Number Six makes his entrance.
One of my favorite TV shows is a short-lived, cultish series about an agent of a powerful secret organization in London who resigns his job without explanation and awakes the next morning in an insular place called "The Village."
Stripped of their individuality, the residents of the Village (who we infer have landed there for once knowing too much) identify themselves only as numbers, and cheerfully go about their routines in the Village's idyllic setting. Number Six, our hero, whose true name we never learn, is unable to accept his confinement and unsuccessfully attempts to escape by sea, air and land. Each day of his new existence brings conflict with his captors, who employ almost every means to extract the cause for his resignation.
"The Prisoner" (also recently remade by AMC) is a 17-episode series that ran from 1967-1968. Created by Patrick McGoohan and filmed in Portmeirion, Wales, the show is surreal and packed with symbolism that underlines the character's situation. It also confronts us with the notion that any society is, to some degree, a closed circuit and that we are all prisoners in some way.

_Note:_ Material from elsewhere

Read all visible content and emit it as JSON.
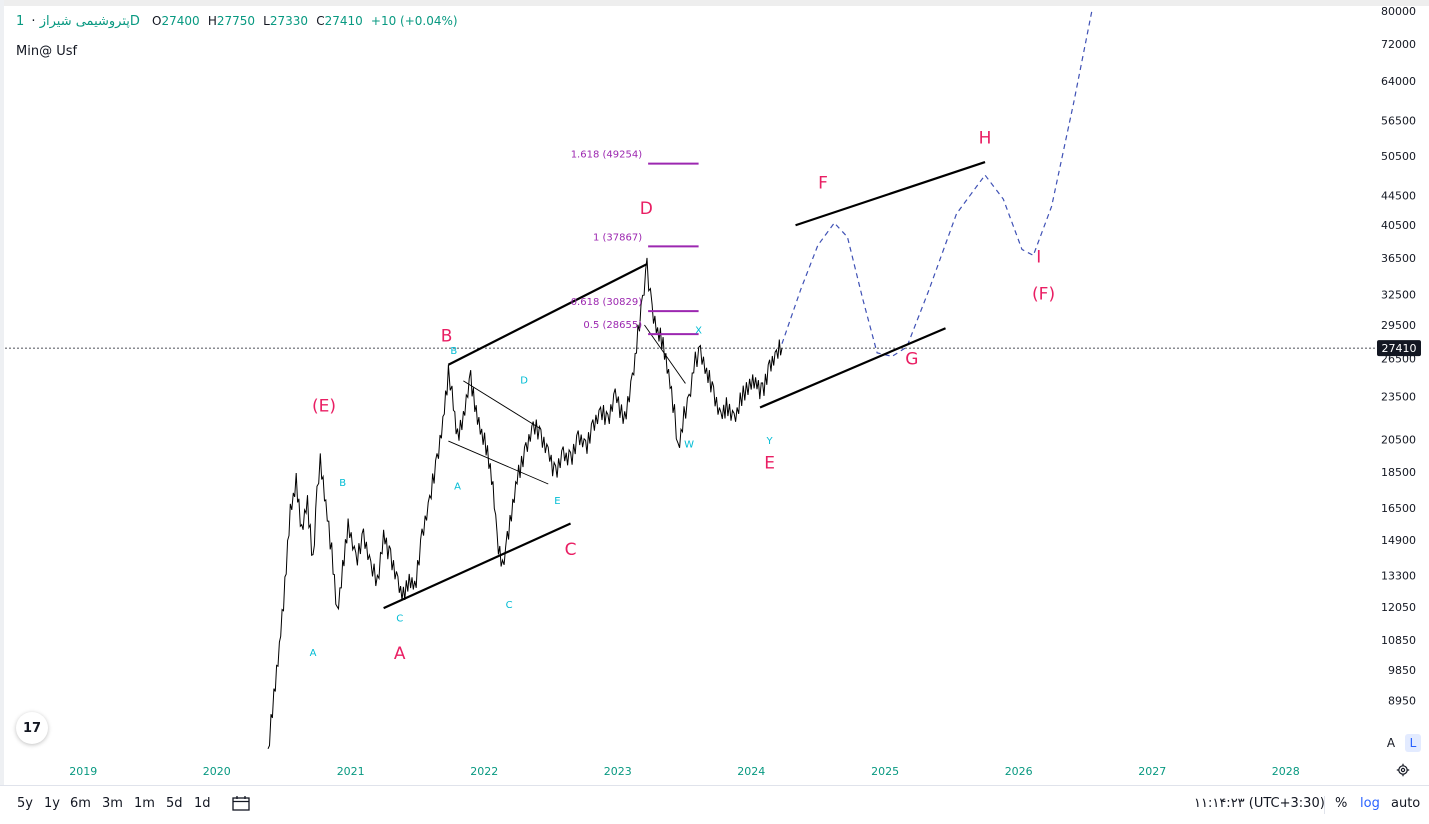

Patrick McGoohan is iconic as Number Six: unflinching, steely and thoroughly committed to non-conformity no matter what punishments will result. Six's life in the Village is conducted entirely on his terms, the only issue is that try though he might, he cannot leave.
Always a lovely day in The Village.
The show also holds up as a vivid snapshot of late 60s style. The wardrobe, by costumer Masada Wilmot (who also did Space: 1999), reflects the tastes of the day with colorful umbrellas, crisp white pants, flat simple sneakers, striped shirts and brief A-line dresses, and of course, the famous piped jacket worn (with or without an ironic top hat) by some of the Village's gentlemen. All are dressed as if for a permanent country vacation, and there is little irony in that. The characters stroll, play chess, and divert themselves blandly, just so long as they do not resist authority, they want for nothing, not even the perfect mod minidress.

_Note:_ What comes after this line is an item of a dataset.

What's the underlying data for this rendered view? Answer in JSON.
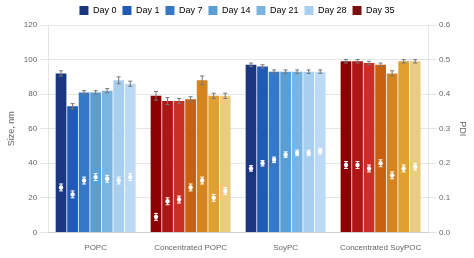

Justine Lord as "The Girl Who Was Death" - with Mary Quant compact.
Its retro appeal aside, the show is in many ways brilliantly ahead of its time, and has influenced many shows that came after: Twin Peaks, The X-Files, and Lost are only a few. McGoohan himself was at the time of production the highest paid television actor, and declined the role of 007 in a move truly befitting the "Number Six" character - he found the idea of playing James Bond to be too Hollywood, too corporate, too expected. And there was also the small matter of his refusal to carry a gun. But what fun it would have been to see him do it. Perhaps "The Prisoner" was a bit autobiographical after all.
McGoohan wears the piped jacket, one of the Village "uniforms."